I'm coming out of a little bit of a closet, here (don't tell my wife): I have Multiple Sclerosis. Not the telethon thing (that's Muscular Dystrophy) or the bike-a-thon thing (which I think is cancer) but one of the walk-a-thon things where you get the wheelchairs and arm crutches tooling down the highway for a quarter a mile.
So abortion is, naturally, my pet issue.
Bob Burnett asks why men don't write about abortion. I think we do, but, lacking wombs and associated equipment, not so much from the defending-our-bodies standpoint as we probably should. So here's my banner: Keep your laws off my body, too!
See, the anti-abortion extremists who, thanks to the Supreme Court, run the country -- and, thanks to the Supreme Court again, the Supreme Court as well -- want domain over my central nervous system. As a punishment for sin. Really.
In their twisted outlook, any cell created by slapping the male and female procreative mechanisms together is a person. (Yeah, yeah, "Every Sperm is Sacred," I know, but we're not talking about just Catholics here.) Therefore, as the Good Book tells us, that microscopic seed is (intelligently) designed to cause its carrier blinding pain as eternal payment for that wicked Eve wanting to understand, well, anything.
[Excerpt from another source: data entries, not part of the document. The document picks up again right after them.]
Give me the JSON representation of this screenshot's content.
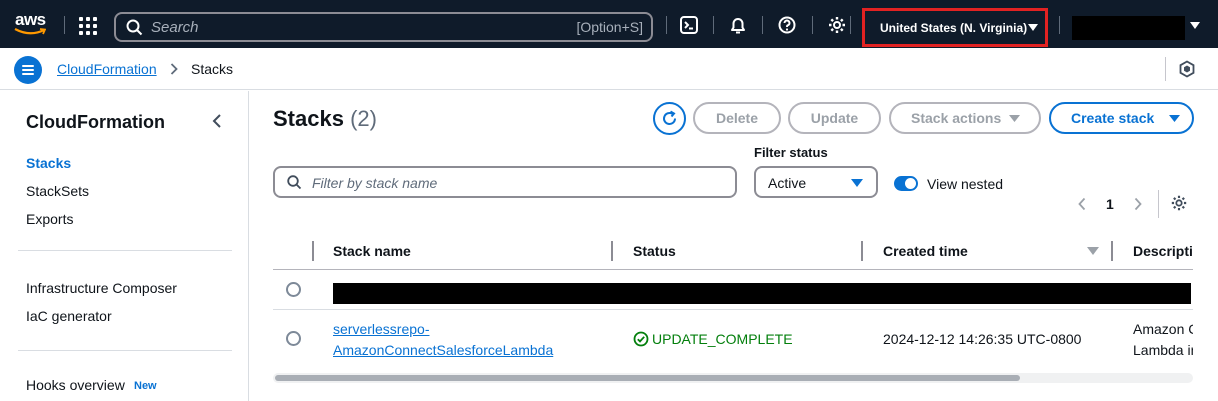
{
  "topnav": {
    "logo_text": "aws",
    "search_placeholder": "Search",
    "search_shortcut": "[Option+S]",
    "region": "United States (N. Virginia)"
  },
  "breadcrumb": {
    "items": [
      "CloudFormation",
      "Stacks"
    ]
  },
  "sidebar": {
    "title": "CloudFormation",
    "items": [
      {
        "label": "Stacks",
        "active": true
      },
      {
        "label": "StackSets"
      },
      {
        "label": "Exports"
      },
      {
        "label": "Infrastructure Composer"
      },
      {
        "label": "IaC generator"
      },
      {
        "label": "Hooks overview",
        "badge": "New"
      }
    ]
  },
  "main": {
    "title": "Stacks",
    "count": "(2)",
    "buttons": {
      "delete": "Delete",
      "update": "Update",
      "stack_actions": "Stack actions",
      "create_stack": "Create stack"
    },
    "filter_placeholder": "Filter by stack name",
    "filter_status_label": "Filter status",
    "filter_status_value": "Active",
    "view_nested_label": "View nested",
    "view_nested_on": true,
    "page": "1"
  },
  "table": {
    "columns": [
      "Stack name",
      "Status",
      "Created time",
      "Descriptio"
    ],
    "rows": [
      {
        "redacted": true
      },
      {
        "name_line1": "serverlessrepo-",
        "name_line2": "AmazonConnectSalesforceLambda",
        "status": "UPDATE_COMPLETE",
        "created": "2024-12-12 14:26:35 UTC-0800",
        "description_line1": "Amazon C",
        "description_line2": "Lambda in"
      }
    ]
  },
  "colors": {
    "nav_bg": "#0f1b2a",
    "accent": "#0972d3",
    "success": "#037f0c",
    "region_highlight": "#e22222"
  }
}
Apparently, Eve must have also had Multiple Sclerosis, because I too am paying in pain for her peek into that damned "tree of knowing-stuff." We can't look at what appears to be the best hope for fixing my pain -- stem cells -- because that would mean cheating some just-impregnated woman out of her chance to experience the miracle of epidural anesthesia. (Which, come on, must be another sin, right? It's in the book, people! Pain is the whole point! Anesthesia is the devil's workshop! Get Tom Cruise on the phone!)
Stem cells are, essentially, liberals. Open-minded, cooperative, helpful. Show them a cluster of damaged nerve sheaths that erroneously tell my brain that all my skin from the waist down is on fire, for example, and they say, "How can I get in there and fix it?"
But this budding Americorps has been co-opted by the religious end of the right-wing world into a selfish little conservative. Stick to your own tribe, fulfill your preacher's version of your divine mission, and for Christ's sake don't get involved in helping anybody. "I got mine; screw everybody else."
We don't have the technology to do the thousands of microscopic surgeries it'd take to repair Montel Williams's MS or Michael J. Fox's Parkinson's or my friend Andy's spinal cord injury or my dad's diabetes. Stem cells are that technology.
Only we can't get them because they're earmarked for biblical purposes.
Here's a radical idea: how about we separate the church from the state for real? Actually divorce the decisions about laws and government funding from Monsignor Megachurch's veto pulpit? Oh, wait. I was thinking of the mythical America we learned about in school. The "liberty and justice for all" one. Not George Bush's evangelical punishment machine.
As long as churches craft and determine our laws -- which is to say "as long as Republicans run the place" -- I'll be in pain. Searing, physical pain, not just the psychic pain that comes from seeing the word "Liberty" on all the quarters minted by the government that runs the Guantanamo prison camp. I'm not sure how that benefits anybody, least of all me, but it's the case.
If you get a chance, and I think there's one coming up, do me a favor and vote these cruel idiots out. Strip away their gavels that beat up -- and beat down -- millions of Americans every day. Put this technological marvel of a country back in the "do good things for Americans" business. Let the research lead where it leads, not just where some guy's scriptural interpretation decides it should lead.
Keep your scriptures; that's your right. Just keep them away from my country's laws.